The main improvement he wants to make is in accuracy – more specifically, "just completions" – after a game in which he completed just 15-of-37 passes, including an 0-for-7 start that he acknowledged Wednesday he hadn't he realized he had.

"A lot of times guys were running wide open," Skelton said. "I just didn't put the ball on them. A lot of times (it's) on third down, not converting, not making an easy throw when I should've. … That is something I am capable of doing and hopefully I can get it right."

One of those plays came early in the game, when Skelton – needing five yards for a first down at the Denver 18-yard line – was pushed right under pressure and appeared to have running back Tim Hightower wide open for a first down. Instead, Skelton held it and threw a lower-percentage pass that fell incomplete.
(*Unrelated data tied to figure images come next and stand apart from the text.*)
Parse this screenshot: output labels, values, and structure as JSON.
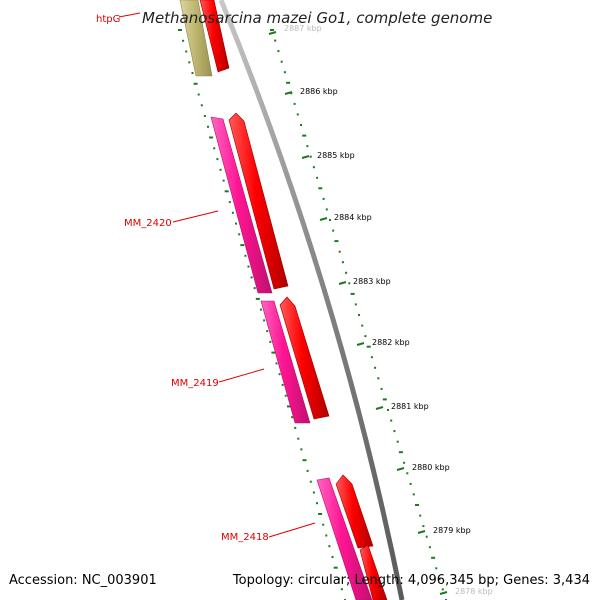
{
  "title": "Methanosarcina mazei Go1, complete genome",
  "footer": {
    "accession": "Accession: NC_003901",
    "summary": "Topology: circular; Length: 4,096,345 bp; Genes: 3,434"
  },
  "colors": {
    "forward_cds": "#ff0000",
    "reverse_cds": "#ff1493",
    "olive_feature": "#c0b873",
    "backbone": "#888888",
    "gc_skew_dots": "#1f7a1f",
    "label": "#e00000",
    "tick_label": "#000000"
  },
  "genes": [
    {
      "name": "htpG"
    },
    {
      "name": "MM_2420"
    },
    {
      "name": "MM_2419"
    },
    {
      "name": "MM_2418"
    }
  ],
  "scale_ticks": [
    "2887 kbp",
    "2886 kbp",
    "2885 kbp",
    "2884 kbp",
    "2883 kbp",
    "2882 kbp",
    "2881 kbp",
    "2880 kbp",
    "2879 kbp",
    "2878 kbp"
  ]
}
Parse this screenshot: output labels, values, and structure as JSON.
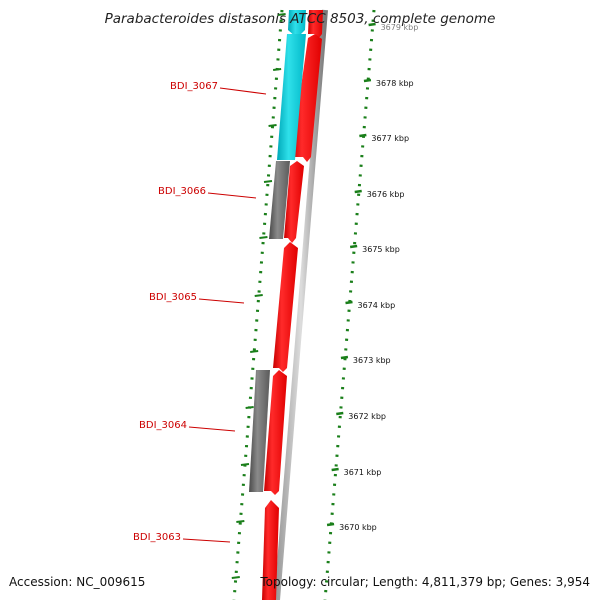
{
  "title": "Parabacteroides distasonis ATCC 8503, complete genome",
  "accession": "Accession: NC_009615",
  "summary": "Topology: circular; Length: 4,811,379 bp; Genes: 3,954",
  "colors": {
    "forward_gene": "#ff0000",
    "reverse_gene": "#00c8d2",
    "reverse_gene_other": "#707070",
    "tick": "#1a7f1a",
    "backbone": "#8a8a8a",
    "label": "#cc0000"
  },
  "gene_labels": [
    "BDI_3067",
    "BDI_3066",
    "BDI_3065",
    "BDI_3064",
    "BDI_3063"
  ],
  "kbp_ticks": [
    "3679 kbp",
    "3678 kbp",
    "3677 kbp",
    "3676 kbp",
    "3675 kbp",
    "3674 kbp",
    "3673 kbp",
    "3672 kbp",
    "3671 kbp",
    "3670 kbp"
  ]
}
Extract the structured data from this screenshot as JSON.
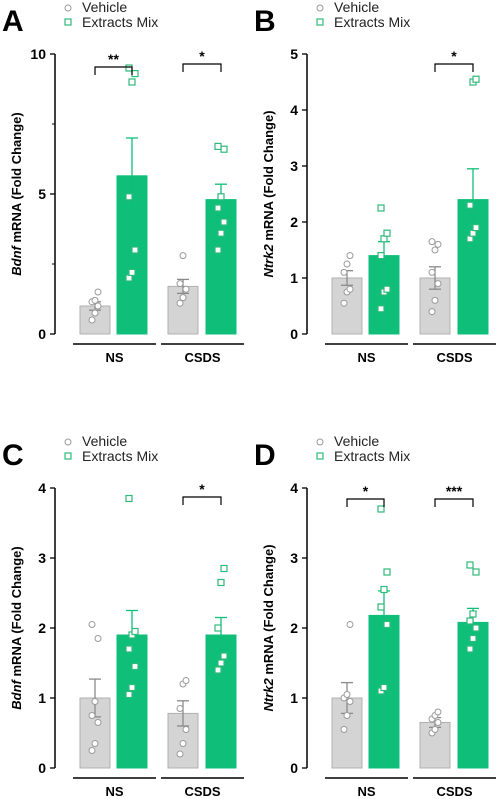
{
  "colors": {
    "vehicle_fill": "#d4d4d4",
    "vehicle_stroke": "#b0b0b0",
    "extract_fill": "#0fbe78",
    "extract_point": "#2fb97a",
    "axis": "#000000",
    "point_vehicle": "#9a9a9a"
  },
  "legend": {
    "vehicle_label": "Vehicle",
    "extract_label": "Extracts Mix",
    "placement": "top"
  },
  "chart_data": [
    {
      "panel_letter": "A",
      "type": "bar",
      "ylabel_gene": "Bdnf",
      "ylabel_rest": " mRNA (Fold Change)",
      "ylim": [
        0,
        10
      ],
      "yticks": [
        0,
        5,
        10
      ],
      "yminor": [
        2.5,
        7.5
      ],
      "groups": [
        "NS",
        "CSDS"
      ],
      "series": [
        {
          "name": "Vehicle",
          "means": [
            1.0,
            1.7
          ],
          "sem": [
            0.15,
            0.25
          ],
          "points": [
            [
              0.5,
              0.75,
              1.0,
              1.15,
              1.2,
              1.5
            ],
            [
              1.1,
              1.3,
              1.6,
              1.8,
              2.8
            ]
          ]
        },
        {
          "name": "Extracts Mix",
          "means": [
            5.65,
            4.8
          ],
          "sem": [
            1.35,
            0.55
          ],
          "points": [
            [
              2.0,
              2.2,
              3.0,
              4.9,
              9.0,
              9.3,
              9.5
            ],
            [
              3.0,
              3.6,
              4.0,
              4.5,
              4.9,
              6.6,
              6.7
            ]
          ]
        }
      ],
      "significance": [
        "**",
        "*"
      ]
    },
    {
      "panel_letter": "B",
      "type": "bar",
      "ylabel_gene": "Ntrk2",
      "ylabel_rest": " mRNA (Fold Change)",
      "ylim": [
        0,
        5
      ],
      "yticks": [
        0,
        1,
        2,
        3,
        4,
        5
      ],
      "groups": [
        "NS",
        "CSDS"
      ],
      "series": [
        {
          "name": "Vehicle",
          "means": [
            1.0,
            1.0
          ],
          "sem": [
            0.13,
            0.2
          ],
          "points": [
            [
              0.55,
              0.75,
              0.8,
              1.1,
              1.25,
              1.4
            ],
            [
              0.4,
              0.6,
              0.9,
              1.1,
              1.5,
              1.6,
              1.65
            ]
          ]
        },
        {
          "name": "Extracts Mix",
          "means": [
            1.4,
            2.4
          ],
          "sem": [
            0.25,
            0.55
          ],
          "points": [
            [
              0.45,
              0.75,
              0.8,
              1.4,
              1.7,
              1.8,
              2.25
            ],
            [
              1.7,
              1.8,
              1.9,
              2.3,
              4.5,
              4.55
            ]
          ]
        }
      ],
      "significance": [
        null,
        "*"
      ]
    },
    {
      "panel_letter": "C",
      "type": "bar",
      "ylabel_gene": "Bdnf",
      "ylabel_rest": " mRNA (Fold Change)",
      "ylim": [
        0,
        4
      ],
      "yticks": [
        0,
        1,
        2,
        3,
        4
      ],
      "groups": [
        "NS",
        "CSDS"
      ],
      "series": [
        {
          "name": "Vehicle",
          "means": [
            1.0,
            0.78
          ],
          "sem": [
            0.27,
            0.18
          ],
          "points": [
            [
              0.25,
              0.35,
              0.65,
              0.75,
              0.95,
              1.85,
              2.05
            ],
            [
              0.2,
              0.35,
              0.55,
              0.85,
              1.2,
              1.25
            ]
          ]
        },
        {
          "name": "Extracts Mix",
          "means": [
            1.9,
            1.9
          ],
          "sem": [
            0.35,
            0.25
          ],
          "points": [
            [
              1.05,
              1.15,
              1.45,
              1.7,
              1.9,
              1.95,
              3.85
            ],
            [
              1.4,
              1.5,
              1.6,
              2.0,
              2.65,
              2.85
            ]
          ]
        }
      ],
      "significance": [
        null,
        "*"
      ]
    },
    {
      "panel_letter": "D",
      "type": "bar",
      "ylabel_gene": "Ntrk2",
      "ylabel_rest": " mRNA (Fold Change)",
      "ylim": [
        0,
        4
      ],
      "yticks": [
        0,
        1,
        2,
        3,
        4
      ],
      "groups": [
        "NS",
        "CSDS"
      ],
      "series": [
        {
          "name": "Vehicle",
          "means": [
            1.0,
            0.65
          ],
          "sem": [
            0.22,
            0.07
          ],
          "points": [
            [
              0.55,
              0.75,
              0.95,
              1.0,
              1.05,
              2.05
            ],
            [
              0.5,
              0.55,
              0.65,
              0.7,
              0.75,
              0.8
            ]
          ]
        },
        {
          "name": "Extracts Mix",
          "means": [
            2.18,
            2.08
          ],
          "sem": [
            0.35,
            0.2
          ],
          "points": [
            [
              1.1,
              1.15,
              2.05,
              2.3,
              2.55,
              2.8,
              3.7
            ],
            [
              1.7,
              1.85,
              2.0,
              2.1,
              2.2,
              2.8,
              2.9
            ]
          ]
        }
      ],
      "significance": [
        "*",
        "***"
      ]
    }
  ]
}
The Cardinals aren't the only one trying to break in a rookie. Carolina, where the Cards visit Sunday, have Jimmy Clausen at quarterback. Like Skelton, Panthers coach John Fox probably wouldn't have played Clausen if he could have helped it. "You're playing against the best in the world and I think that is tough for anybody, not just Jimmy Clausen," Fox said.

That's why Cardinals coach Ken Whisenhunt said he wants to be extra careful with Skelton in terms of adding to the play sheet this weekend.
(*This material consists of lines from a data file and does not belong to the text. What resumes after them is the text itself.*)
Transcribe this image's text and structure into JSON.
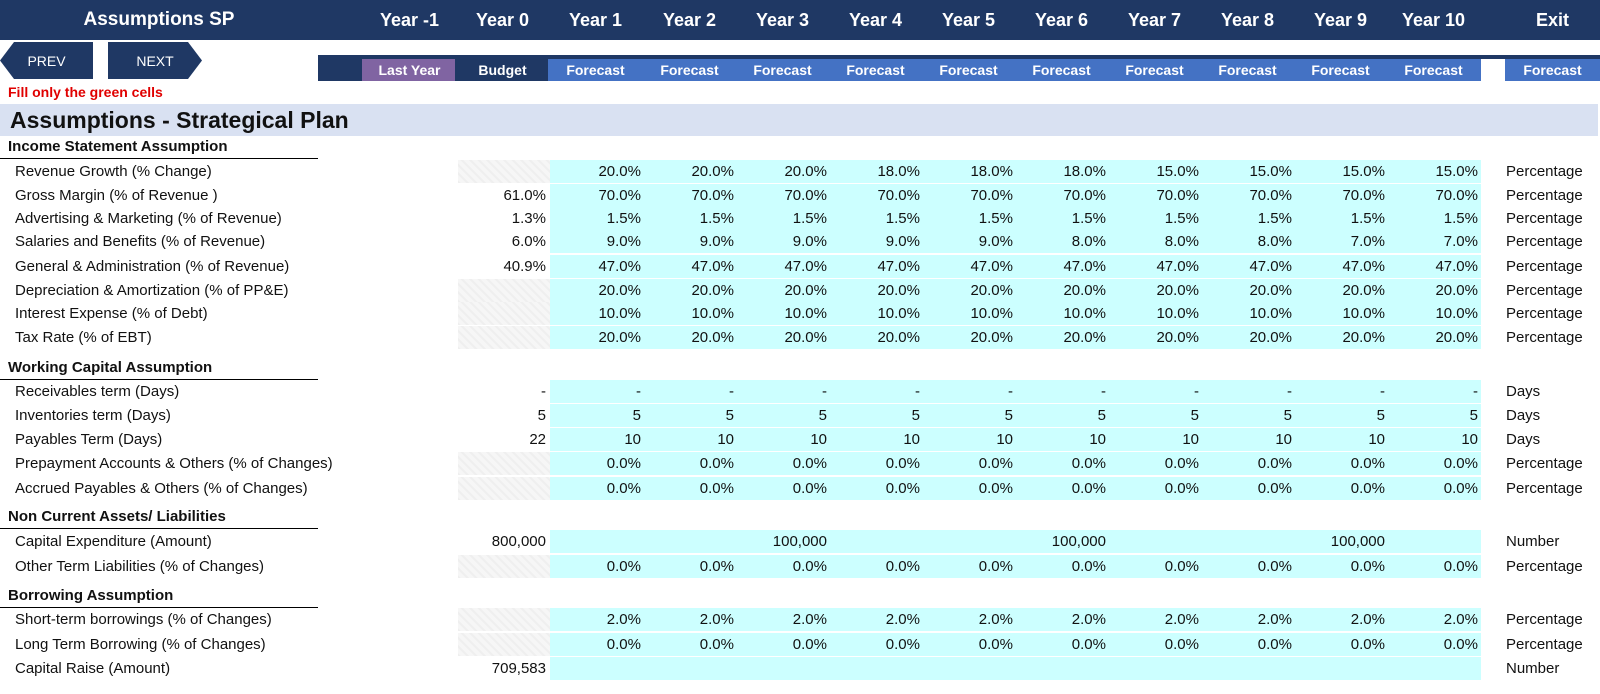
{
  "header": {
    "title": "Assumptions SP",
    "years": [
      "Year -1",
      "Year 0",
      "Year 1",
      "Year 2",
      "Year 3",
      "Year 4",
      "Year 5",
      "Year 6",
      "Year 7",
      "Year 8",
      "Year 9",
      "Year 10"
    ],
    "exit_label": "Exit",
    "phases": [
      "Last Year",
      "Budget",
      "Forecast",
      "Forecast",
      "Forecast",
      "Forecast",
      "Forecast",
      "Forecast",
      "Forecast",
      "Forecast",
      "Forecast",
      "Forecast",
      "Forecast"
    ]
  },
  "nav": {
    "prev_label": "PREV",
    "next_label": "NEXT"
  },
  "note": "Fill only the green cells",
  "section_title": "Assumptions - Strategical Plan",
  "groups": [
    {
      "title": "Income Statement Assumption",
      "rows": [
        {
          "label": "Revenue Growth (% Change)",
          "base": "",
          "values": [
            "20.0%",
            "20.0%",
            "20.0%",
            "18.0%",
            "18.0%",
            "18.0%",
            "15.0%",
            "15.0%",
            "15.0%",
            "15.0%"
          ],
          "unit": "Percentage"
        },
        {
          "label": "Gross Margin (% of Revenue )",
          "base": "61.0%",
          "values": [
            "70.0%",
            "70.0%",
            "70.0%",
            "70.0%",
            "70.0%",
            "70.0%",
            "70.0%",
            "70.0%",
            "70.0%",
            "70.0%"
          ],
          "unit": "Percentage"
        },
        {
          "label": "Advertising & Marketing (% of Revenue)",
          "base": "1.3%",
          "values": [
            "1.5%",
            "1.5%",
            "1.5%",
            "1.5%",
            "1.5%",
            "1.5%",
            "1.5%",
            "1.5%",
            "1.5%",
            "1.5%"
          ],
          "unit": "Percentage"
        },
        {
          "label": "Salaries and Benefits (% of Revenue)",
          "base": "6.0%",
          "values": [
            "9.0%",
            "9.0%",
            "9.0%",
            "9.0%",
            "9.0%",
            "8.0%",
            "8.0%",
            "8.0%",
            "7.0%",
            "7.0%"
          ],
          "unit": "Percentage"
        },
        {
          "label": "General & Administration (% of Revenue)",
          "base": "40.9%",
          "values": [
            "47.0%",
            "47.0%",
            "47.0%",
            "47.0%",
            "47.0%",
            "47.0%",
            "47.0%",
            "47.0%",
            "47.0%",
            "47.0%"
          ],
          "unit": "Percentage"
        },
        {
          "label": "Depreciation & Amortization (% of PP&E)",
          "base": "",
          "values": [
            "20.0%",
            "20.0%",
            "20.0%",
            "20.0%",
            "20.0%",
            "20.0%",
            "20.0%",
            "20.0%",
            "20.0%",
            "20.0%"
          ],
          "unit": "Percentage"
        },
        {
          "label": "Interest Expense (% of Debt)",
          "base": "",
          "values": [
            "10.0%",
            "10.0%",
            "10.0%",
            "10.0%",
            "10.0%",
            "10.0%",
            "10.0%",
            "10.0%",
            "10.0%",
            "10.0%"
          ],
          "unit": "Percentage"
        },
        {
          "label": "Tax Rate (% of EBT)",
          "base": "",
          "values": [
            "20.0%",
            "20.0%",
            "20.0%",
            "20.0%",
            "20.0%",
            "20.0%",
            "20.0%",
            "20.0%",
            "20.0%",
            "20.0%"
          ],
          "unit": "Percentage"
        }
      ]
    },
    {
      "title": "Working Capital Assumption",
      "rows": [
        {
          "label": "Receivables term  (Days)",
          "base": "-",
          "values": [
            "-",
            "-",
            "-",
            "-",
            "-",
            "-",
            "-",
            "-",
            "-",
            "-"
          ],
          "unit": "Days"
        },
        {
          "label": "Inventories term  (Days)",
          "base": "5",
          "values": [
            "5",
            "5",
            "5",
            "5",
            "5",
            "5",
            "5",
            "5",
            "5",
            "5"
          ],
          "unit": "Days"
        },
        {
          "label": "Payables Term (Days)",
          "base": "22",
          "values": [
            "10",
            "10",
            "10",
            "10",
            "10",
            "10",
            "10",
            "10",
            "10",
            "10"
          ],
          "unit": "Days"
        },
        {
          "label": "Prepayment Accounts & Others (% of Changes)",
          "base": "",
          "values": [
            "0.0%",
            "0.0%",
            "0.0%",
            "0.0%",
            "0.0%",
            "0.0%",
            "0.0%",
            "0.0%",
            "0.0%",
            "0.0%"
          ],
          "unit": "Percentage"
        },
        {
          "label": "Accrued Payables & Others (% of Changes)",
          "base": "",
          "values": [
            "0.0%",
            "0.0%",
            "0.0%",
            "0.0%",
            "0.0%",
            "0.0%",
            "0.0%",
            "0.0%",
            "0.0%",
            "0.0%"
          ],
          "unit": "Percentage"
        }
      ]
    },
    {
      "title": "Non Current Assets/ Liabilities",
      "rows": [
        {
          "label": "Capital Expenditure (Amount)",
          "base": "800,000",
          "values": [
            "",
            "",
            "100,000",
            "",
            "",
            "100,000",
            "",
            "",
            "100,000",
            ""
          ],
          "unit": "Number"
        },
        {
          "label": "Other Term Liabilities  (% of Changes)",
          "base": "",
          "values": [
            "0.0%",
            "0.0%",
            "0.0%",
            "0.0%",
            "0.0%",
            "0.0%",
            "0.0%",
            "0.0%",
            "0.0%",
            "0.0%"
          ],
          "unit": "Percentage"
        }
      ]
    },
    {
      "title": "Borrowing Assumption",
      "rows": [
        {
          "label": "Short-term borrowings (% of Changes)",
          "base": "",
          "values": [
            "2.0%",
            "2.0%",
            "2.0%",
            "2.0%",
            "2.0%",
            "2.0%",
            "2.0%",
            "2.0%",
            "2.0%",
            "2.0%"
          ],
          "unit": "Percentage"
        },
        {
          "label": "Long Term Borrowing (% of Changes)",
          "base": "",
          "values": [
            "0.0%",
            "0.0%",
            "0.0%",
            "0.0%",
            "0.0%",
            "0.0%",
            "0.0%",
            "0.0%",
            "0.0%",
            "0.0%"
          ],
          "unit": "Percentage"
        },
        {
          "label": "Capital Raise (Amount)",
          "base": "709,583",
          "values": [
            "",
            "",
            "",
            "",
            "",
            "",
            "",
            "",
            "",
            ""
          ],
          "unit": "Number"
        }
      ]
    }
  ],
  "colors": {
    "header_navy": "#1f3864",
    "forecast_blue": "#4472c4",
    "last_year_purple": "#8064a2",
    "input_cell": "#ccffff",
    "banner": "#d9e1f2",
    "note_red": "#e00000"
  }
}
"It was obvious today that he was a little bit more comfortable with what we were doing," Whisenhunt said. "I think that you have to be very careful about thinking that you can give him too much. Last week the best thing that he did was the way he handled himself, not turning the ball over, and you don't want to give him too much so that you affect that first and foremost."


When running back Tim Hightower fumbled early in the fourth quarter and with Beanie Wells ill and out of the game, Whisenhunt turned to LaRod Stephens-Howling as his running back. The opportunity was important – but after returning the kickoff and then getting the ball via run or pass on six straight plays, he was torched and Whisenhunt was forced to put Hightower back in.
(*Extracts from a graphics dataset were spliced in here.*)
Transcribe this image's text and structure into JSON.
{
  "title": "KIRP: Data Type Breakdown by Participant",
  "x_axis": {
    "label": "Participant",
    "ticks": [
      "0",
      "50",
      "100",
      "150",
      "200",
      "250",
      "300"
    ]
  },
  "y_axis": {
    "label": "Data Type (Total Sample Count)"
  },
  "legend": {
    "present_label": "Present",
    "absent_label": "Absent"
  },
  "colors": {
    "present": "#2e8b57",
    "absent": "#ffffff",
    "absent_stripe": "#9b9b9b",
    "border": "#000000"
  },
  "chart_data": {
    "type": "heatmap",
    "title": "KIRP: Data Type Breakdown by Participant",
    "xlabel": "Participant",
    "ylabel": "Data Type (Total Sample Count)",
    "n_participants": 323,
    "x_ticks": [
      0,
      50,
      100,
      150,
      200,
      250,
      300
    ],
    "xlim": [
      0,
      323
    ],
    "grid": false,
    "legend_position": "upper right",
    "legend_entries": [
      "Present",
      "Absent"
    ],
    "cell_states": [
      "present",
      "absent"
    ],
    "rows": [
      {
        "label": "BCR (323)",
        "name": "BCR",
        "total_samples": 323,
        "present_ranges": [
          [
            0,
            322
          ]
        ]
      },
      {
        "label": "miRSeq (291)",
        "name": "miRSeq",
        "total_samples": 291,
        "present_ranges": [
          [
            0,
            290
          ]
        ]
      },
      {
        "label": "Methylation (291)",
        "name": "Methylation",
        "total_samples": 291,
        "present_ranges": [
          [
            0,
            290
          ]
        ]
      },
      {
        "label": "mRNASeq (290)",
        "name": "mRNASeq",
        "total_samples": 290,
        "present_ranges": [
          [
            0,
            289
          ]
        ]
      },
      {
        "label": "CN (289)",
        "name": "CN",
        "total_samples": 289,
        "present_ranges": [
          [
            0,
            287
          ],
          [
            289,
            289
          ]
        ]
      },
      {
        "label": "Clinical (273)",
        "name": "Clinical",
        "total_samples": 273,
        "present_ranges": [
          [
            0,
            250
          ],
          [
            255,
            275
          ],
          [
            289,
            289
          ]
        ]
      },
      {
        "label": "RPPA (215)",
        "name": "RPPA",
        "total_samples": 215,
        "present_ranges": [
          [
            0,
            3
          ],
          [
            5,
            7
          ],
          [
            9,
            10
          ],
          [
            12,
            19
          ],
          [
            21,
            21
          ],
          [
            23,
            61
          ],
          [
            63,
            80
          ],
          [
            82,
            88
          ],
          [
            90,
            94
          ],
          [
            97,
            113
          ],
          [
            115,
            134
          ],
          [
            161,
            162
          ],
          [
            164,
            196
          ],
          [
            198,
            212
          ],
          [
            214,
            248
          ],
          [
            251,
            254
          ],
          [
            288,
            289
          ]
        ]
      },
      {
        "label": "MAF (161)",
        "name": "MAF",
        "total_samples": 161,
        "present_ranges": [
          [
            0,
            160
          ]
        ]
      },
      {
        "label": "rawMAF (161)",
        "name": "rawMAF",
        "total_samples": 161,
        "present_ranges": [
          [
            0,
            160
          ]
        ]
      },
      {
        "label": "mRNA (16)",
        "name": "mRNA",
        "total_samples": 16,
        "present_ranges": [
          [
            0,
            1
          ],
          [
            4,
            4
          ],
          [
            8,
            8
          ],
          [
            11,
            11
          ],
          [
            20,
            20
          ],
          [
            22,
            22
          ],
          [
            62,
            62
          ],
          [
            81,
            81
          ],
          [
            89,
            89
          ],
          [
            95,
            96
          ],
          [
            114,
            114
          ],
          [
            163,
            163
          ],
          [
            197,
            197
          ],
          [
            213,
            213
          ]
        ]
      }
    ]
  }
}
It's a fine line to walk with Stephens-Howling, Whisenhunt said, since he is so versatile but can then get tired quickly in so many roles (and is only 5-foot-8 to begin with).

"You've got to make sure to track how many plays he's been getting," Whisenhunt said. "You don't want to lose him."

Stephens-Howling admitted that sometimes, the extra duties can be difficult, but "I gut it out as long as I can." As for the sequence Sunday, "it was rough."

"But that's what I want," Stephens-Howling said. "I can't come out and say I'm tired, that's my opportunity to get the ball."


For a second straight year, Ben Graham leads all NFC punters in fan Pro Bowl voting. Of course, that didn't help him last year when San Francisco's Andy Lee still was ultimately chosen to go. But that doesn't mean he doesn't appreciate the effort.

"I think it's awesome to know I have that many fans out there, that much support," Graham said. "It means a lot. … To be the leading vote-getter, it's a bit of an honor in itself."

With Pro Bowl fan voting set to close Monday, five other Cardinals are in the top five in the NFC at their respective positions: strong safety Adrian Wilson (second), cornerback Dominique Rodgers-Cromartie (fourth), defensive tackle Darnell Dockett (fifth), guard Alan Faneca (fourth) and wide receiver Larry Fitzgerald (fourth).

The Pro Bowl rosters will be announced Dec. 28.